Apache PDFBox - A Java PDF Library

The Apache PDFBox™ library is an open source Java tool for working with PDF documents. This project allows creation of new PDF documents, manipulation of existing documents and the ability to extract content from documents. Apache PDFBox also includes several command line utilities. Apache PDFBox is published under the Apache License v2.0.

Apache PDFBox 2.0.2 released (2016-06-09)

The Apache PDFBox community is pleased to announce the release of Apache PDFBox version 2.0.2. It is available for download at:

http://pdfbox.apache.org/download.cgi

See the full release notes for details about this release.

Getting Help

To get help on using PDFBox, please Subscribe to the Users Mailing List and post your questions there. We’re happy to help.

The project is a volunteer effort and we’re always looking for interested people to help us improve PDFBox. There are a multitude of ways that you can help us depending on your skills. Subscribe to the Mailing Lists and find out how you can help.

Features

Extract Text

Extract Unicode text from PDF files.

Split & Merge

Split a single PDF into many files or merge multiple PDF files.

Fill Forms

Extract data from PDF forms or fill a PDF form.

Preflight

Validate PDF files against the PDF/A-1b standard.

Print

Print a PDF file using the standard Java printing API.

Save as Image

Save PDFs as image files, such as PNG or JPEG.

Create PDFs

Create a PDF from scratch, with embedded fonts and images.

Signing

Digitally sign PDF files.

News

CVE-2016-2175 XML External Entity vulnerability (2016-05-27)

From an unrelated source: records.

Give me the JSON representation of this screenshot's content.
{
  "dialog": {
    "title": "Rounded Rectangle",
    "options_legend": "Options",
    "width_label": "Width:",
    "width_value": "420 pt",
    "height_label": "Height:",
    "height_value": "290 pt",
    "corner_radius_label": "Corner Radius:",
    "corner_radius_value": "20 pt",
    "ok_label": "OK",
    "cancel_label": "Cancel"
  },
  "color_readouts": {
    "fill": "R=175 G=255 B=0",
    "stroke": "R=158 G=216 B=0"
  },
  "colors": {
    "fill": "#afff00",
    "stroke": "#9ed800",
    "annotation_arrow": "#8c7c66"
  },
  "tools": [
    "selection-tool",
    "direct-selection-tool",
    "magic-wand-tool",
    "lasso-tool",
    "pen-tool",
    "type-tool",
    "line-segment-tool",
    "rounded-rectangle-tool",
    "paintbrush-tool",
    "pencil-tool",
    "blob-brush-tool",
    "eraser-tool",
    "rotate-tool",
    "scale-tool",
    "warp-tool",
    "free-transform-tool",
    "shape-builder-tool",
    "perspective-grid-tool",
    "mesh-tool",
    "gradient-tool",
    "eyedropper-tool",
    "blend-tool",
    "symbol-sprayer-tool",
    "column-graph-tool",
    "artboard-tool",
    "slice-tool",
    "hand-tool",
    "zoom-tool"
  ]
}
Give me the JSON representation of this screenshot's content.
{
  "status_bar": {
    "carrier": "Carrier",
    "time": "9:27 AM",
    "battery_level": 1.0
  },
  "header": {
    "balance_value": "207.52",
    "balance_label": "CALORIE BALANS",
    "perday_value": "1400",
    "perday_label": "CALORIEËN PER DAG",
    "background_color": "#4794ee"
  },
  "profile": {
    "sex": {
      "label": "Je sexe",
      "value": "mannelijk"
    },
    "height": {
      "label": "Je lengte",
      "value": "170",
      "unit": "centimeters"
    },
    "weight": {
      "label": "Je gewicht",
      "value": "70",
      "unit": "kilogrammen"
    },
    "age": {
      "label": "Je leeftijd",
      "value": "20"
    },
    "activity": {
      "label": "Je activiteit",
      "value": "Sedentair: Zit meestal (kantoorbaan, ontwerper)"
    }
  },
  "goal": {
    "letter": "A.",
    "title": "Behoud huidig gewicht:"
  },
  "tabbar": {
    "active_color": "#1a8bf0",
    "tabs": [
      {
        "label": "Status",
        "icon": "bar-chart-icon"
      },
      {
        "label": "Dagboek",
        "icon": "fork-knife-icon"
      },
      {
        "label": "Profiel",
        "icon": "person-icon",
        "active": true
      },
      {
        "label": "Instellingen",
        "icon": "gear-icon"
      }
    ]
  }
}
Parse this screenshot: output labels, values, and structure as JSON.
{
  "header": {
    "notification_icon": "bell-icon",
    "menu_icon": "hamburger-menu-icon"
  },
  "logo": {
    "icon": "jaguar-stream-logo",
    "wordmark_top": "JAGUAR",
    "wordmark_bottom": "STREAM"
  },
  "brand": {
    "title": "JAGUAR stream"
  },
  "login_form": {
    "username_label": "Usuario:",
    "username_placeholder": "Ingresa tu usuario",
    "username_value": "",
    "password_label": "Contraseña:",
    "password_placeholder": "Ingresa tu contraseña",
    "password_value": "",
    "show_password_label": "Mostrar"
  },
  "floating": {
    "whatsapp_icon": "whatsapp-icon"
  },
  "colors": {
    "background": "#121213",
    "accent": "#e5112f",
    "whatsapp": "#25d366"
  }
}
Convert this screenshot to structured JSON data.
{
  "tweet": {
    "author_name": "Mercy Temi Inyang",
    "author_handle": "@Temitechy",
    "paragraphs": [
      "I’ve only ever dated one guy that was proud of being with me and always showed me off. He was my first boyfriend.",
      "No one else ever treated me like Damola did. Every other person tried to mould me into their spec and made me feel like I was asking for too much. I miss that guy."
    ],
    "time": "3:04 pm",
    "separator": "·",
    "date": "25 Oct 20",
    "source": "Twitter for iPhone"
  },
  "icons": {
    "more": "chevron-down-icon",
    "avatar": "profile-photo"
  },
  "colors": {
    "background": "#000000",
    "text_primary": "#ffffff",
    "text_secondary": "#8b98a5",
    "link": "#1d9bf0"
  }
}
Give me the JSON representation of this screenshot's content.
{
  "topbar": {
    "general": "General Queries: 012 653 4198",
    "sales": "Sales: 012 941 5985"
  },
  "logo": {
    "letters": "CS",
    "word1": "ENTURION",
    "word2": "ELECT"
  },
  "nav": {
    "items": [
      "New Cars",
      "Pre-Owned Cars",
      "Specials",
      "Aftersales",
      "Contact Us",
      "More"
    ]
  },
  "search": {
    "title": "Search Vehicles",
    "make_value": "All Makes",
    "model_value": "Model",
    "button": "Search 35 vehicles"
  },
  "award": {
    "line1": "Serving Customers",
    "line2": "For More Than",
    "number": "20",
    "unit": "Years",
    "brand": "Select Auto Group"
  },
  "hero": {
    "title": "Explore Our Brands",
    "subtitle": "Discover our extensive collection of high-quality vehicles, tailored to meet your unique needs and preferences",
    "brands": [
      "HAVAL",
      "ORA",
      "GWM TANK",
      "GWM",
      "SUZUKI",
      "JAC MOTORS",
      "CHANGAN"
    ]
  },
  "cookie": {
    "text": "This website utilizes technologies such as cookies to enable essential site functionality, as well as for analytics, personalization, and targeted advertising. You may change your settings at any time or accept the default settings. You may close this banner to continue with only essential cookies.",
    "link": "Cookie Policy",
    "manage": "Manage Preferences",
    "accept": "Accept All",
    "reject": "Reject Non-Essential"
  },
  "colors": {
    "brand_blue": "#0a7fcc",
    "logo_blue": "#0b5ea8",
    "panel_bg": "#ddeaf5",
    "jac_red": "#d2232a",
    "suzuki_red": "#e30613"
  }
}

Due to a XML External Entity vulnerability we strongly recommend to update to the most recent version of Apache PDFBox.

Versions Affected: Apache PDFBox 1.8.0 to 1.8.11 and 2.0.0. Earlier, unsupported versions may be affected as well.

Mitigation: Upgrade to Apache PDFBox 1.8.12 respectively 2.0.1

Apache PDFBox 1.8.12 and 2.0.1 released (2016-04-26)

The Apache PDFBox community is pleased to announce the release of Apache PDFBox version 1.8.12 and 2.0.1. They are available for download at:

http://pdfbox.apache.org/download.cgi

See the full release notes 1.8.12 and 2.0.1 for details about this release.

Apache PDFBox 2.0.0 released (2016-03-18)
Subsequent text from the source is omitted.